Descriptive summaries of patient demographic and clinical characteristics were produced for both pre- and post-eMM periods. Summary statistics on pDDIs and cDDIs were presented, including contextual factors identified when classifying pDDIs as either cDDIs or non-cDDIs. The distributions of pDDIs and cDDIs per admission by age, sex and eMM were displayed in clustered box plots. The same plots were created for the distributions of pDDIs and cDDIs per ten unique drugs prescribed during hospital stay, that is, per ten active ingredients per admission. Among the pDDIs identified from patient records, the primary outcome examined was occurrence of a cDDI. A cDDI was classified as leading to actual harm when its plausibility was rated as probable or certain, and severity as minor or above. Sensitivity analyses were conducted and presented using different levels of harm plausibility and severity.
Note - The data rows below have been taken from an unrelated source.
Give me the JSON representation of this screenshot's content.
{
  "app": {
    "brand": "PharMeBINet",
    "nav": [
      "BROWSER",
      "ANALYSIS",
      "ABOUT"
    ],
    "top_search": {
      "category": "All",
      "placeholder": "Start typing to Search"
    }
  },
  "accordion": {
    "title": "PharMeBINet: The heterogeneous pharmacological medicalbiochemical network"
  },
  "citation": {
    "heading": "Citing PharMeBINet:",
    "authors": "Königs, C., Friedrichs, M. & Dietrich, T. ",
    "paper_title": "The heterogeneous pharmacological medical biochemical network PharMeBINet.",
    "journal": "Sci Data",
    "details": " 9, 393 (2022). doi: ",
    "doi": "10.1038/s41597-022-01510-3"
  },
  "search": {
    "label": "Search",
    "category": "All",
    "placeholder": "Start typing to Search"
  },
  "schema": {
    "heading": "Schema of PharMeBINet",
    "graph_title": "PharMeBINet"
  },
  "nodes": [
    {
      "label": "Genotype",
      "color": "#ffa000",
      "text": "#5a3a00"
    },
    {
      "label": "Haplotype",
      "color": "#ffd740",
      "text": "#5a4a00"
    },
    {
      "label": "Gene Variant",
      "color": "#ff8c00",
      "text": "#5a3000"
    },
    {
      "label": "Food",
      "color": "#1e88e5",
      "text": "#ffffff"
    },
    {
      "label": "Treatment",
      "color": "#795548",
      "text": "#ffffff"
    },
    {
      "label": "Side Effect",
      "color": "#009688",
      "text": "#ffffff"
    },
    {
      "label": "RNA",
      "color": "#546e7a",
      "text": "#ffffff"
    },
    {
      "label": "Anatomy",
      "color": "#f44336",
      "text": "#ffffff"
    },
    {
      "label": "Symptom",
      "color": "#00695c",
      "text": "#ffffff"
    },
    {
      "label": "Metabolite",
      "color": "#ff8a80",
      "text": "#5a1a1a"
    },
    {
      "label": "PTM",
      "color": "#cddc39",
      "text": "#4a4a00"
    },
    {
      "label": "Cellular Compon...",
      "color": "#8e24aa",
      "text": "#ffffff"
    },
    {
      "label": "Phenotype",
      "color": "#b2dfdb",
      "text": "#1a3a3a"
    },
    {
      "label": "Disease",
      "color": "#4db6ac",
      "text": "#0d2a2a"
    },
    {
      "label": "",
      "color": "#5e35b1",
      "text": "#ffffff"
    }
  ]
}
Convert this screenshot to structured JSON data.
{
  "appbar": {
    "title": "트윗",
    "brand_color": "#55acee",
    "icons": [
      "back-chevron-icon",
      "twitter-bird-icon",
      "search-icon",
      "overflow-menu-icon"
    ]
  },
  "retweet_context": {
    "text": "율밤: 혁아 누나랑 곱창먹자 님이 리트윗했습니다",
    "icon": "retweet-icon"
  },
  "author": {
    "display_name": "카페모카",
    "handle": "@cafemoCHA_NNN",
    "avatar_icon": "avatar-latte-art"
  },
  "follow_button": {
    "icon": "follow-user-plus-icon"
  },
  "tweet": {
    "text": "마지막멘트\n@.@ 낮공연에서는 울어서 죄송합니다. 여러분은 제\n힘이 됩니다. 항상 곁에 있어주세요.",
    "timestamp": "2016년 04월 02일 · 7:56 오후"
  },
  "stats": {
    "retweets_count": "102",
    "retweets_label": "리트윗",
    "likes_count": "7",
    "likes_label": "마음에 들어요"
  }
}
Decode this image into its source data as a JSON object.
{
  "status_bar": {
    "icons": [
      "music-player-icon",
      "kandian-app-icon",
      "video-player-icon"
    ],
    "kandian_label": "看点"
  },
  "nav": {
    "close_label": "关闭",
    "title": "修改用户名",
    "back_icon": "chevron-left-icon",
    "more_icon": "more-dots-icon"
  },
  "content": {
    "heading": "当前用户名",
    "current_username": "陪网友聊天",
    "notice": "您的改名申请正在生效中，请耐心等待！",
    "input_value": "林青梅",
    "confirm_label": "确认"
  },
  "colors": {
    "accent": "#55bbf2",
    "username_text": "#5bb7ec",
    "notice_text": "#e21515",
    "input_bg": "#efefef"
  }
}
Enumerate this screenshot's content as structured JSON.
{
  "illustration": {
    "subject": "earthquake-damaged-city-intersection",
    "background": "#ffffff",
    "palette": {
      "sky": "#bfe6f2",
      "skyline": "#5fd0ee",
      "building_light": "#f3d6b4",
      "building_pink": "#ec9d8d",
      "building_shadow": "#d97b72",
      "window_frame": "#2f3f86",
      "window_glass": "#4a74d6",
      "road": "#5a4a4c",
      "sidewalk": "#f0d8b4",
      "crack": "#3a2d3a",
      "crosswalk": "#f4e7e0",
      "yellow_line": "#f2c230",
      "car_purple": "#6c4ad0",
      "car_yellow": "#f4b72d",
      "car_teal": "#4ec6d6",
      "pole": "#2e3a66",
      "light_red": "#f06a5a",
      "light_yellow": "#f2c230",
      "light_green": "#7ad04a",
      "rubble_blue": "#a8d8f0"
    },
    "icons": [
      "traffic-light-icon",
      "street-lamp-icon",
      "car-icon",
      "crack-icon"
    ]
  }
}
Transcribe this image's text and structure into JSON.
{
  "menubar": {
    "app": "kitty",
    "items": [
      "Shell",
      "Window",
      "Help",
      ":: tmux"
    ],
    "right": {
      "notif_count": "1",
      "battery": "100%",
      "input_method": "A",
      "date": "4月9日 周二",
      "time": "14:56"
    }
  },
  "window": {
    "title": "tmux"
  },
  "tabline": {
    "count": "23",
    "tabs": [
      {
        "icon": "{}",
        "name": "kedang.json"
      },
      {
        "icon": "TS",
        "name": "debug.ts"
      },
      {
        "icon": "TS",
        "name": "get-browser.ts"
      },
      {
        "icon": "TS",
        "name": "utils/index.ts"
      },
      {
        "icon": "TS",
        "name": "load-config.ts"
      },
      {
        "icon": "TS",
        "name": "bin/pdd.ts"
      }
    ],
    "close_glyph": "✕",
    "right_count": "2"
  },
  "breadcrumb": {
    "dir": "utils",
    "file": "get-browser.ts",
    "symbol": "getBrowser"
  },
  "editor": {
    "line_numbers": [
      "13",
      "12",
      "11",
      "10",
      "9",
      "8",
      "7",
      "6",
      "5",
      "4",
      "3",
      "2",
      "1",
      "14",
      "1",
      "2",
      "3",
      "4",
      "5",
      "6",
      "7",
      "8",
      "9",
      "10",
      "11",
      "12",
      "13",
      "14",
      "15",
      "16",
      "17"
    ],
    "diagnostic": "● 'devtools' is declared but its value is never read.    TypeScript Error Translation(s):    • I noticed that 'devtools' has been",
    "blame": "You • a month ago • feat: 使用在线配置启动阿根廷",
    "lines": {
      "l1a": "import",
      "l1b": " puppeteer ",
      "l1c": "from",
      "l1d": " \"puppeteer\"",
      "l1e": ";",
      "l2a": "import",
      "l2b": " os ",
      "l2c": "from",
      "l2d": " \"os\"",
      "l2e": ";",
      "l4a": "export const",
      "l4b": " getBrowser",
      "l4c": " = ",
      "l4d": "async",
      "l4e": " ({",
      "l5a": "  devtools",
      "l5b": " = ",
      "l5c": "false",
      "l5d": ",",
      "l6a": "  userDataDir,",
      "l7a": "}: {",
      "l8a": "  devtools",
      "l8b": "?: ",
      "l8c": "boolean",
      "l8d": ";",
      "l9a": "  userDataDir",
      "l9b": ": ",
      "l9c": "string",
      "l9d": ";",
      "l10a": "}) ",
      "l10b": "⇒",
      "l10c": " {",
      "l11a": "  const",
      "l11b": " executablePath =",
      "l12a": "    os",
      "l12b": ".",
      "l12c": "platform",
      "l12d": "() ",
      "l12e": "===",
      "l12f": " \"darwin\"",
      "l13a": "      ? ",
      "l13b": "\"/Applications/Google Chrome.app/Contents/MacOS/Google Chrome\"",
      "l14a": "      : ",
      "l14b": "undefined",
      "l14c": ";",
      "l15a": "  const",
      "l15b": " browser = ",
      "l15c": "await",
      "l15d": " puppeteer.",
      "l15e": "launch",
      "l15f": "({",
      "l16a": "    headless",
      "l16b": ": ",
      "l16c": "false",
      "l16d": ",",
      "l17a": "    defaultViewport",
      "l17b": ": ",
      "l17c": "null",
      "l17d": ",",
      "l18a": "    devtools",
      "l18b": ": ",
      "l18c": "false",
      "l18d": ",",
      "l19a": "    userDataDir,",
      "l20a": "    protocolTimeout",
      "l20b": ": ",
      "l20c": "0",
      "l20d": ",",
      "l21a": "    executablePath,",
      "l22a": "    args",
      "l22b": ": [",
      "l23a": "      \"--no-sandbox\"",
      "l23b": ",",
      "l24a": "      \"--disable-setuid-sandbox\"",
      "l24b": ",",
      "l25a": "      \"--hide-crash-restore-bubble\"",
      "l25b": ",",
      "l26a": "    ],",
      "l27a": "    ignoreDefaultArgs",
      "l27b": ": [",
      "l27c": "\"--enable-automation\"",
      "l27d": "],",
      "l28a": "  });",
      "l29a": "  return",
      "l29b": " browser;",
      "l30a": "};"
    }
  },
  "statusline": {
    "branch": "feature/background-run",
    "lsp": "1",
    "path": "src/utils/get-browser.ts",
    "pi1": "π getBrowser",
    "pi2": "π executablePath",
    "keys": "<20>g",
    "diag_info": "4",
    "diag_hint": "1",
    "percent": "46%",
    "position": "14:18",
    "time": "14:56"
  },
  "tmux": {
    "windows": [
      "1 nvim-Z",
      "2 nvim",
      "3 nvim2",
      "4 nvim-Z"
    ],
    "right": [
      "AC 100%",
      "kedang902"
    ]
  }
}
To examine the effect of the introduction of eMMs without DDI decision support, three multilevel regression models were applied to three outcomes of interest (i.e. dependent variable of each model): (1) the occurrence of a cDDI, (2) the administration of both medicines identified as contributing to cDDIs and (3) the occurrence of actual harm. Mixed-effect multivariable logistic regression models were developed with consideration of the correlation of multiple DDIs for the same patients. Study period (pre- versus post-eMM) was an explanatory variable of interest. Other explanatory variables included study hospital, patient’s age group, number of unique drugs prescribed during the admission and number of medication orders and relevant contextual factors identified by the pharmacist reviewers. These variables in the multivariable models were selected on the basis of prior knowledge to control for potential confounding. Backwards elimination and forwards addition steps were used to arrive at final models. Total number of medication orders was excluded from final models due to collinearity with number of unique drugs prescribed. Number of unique drugs prescribed was found to have a linear association with the outcome and thus kept as a continuous variable. Correlation and variance inflation factors were examined, and no other collinearity was detected in final models. All statistical analyses were performed using SAS 9.4.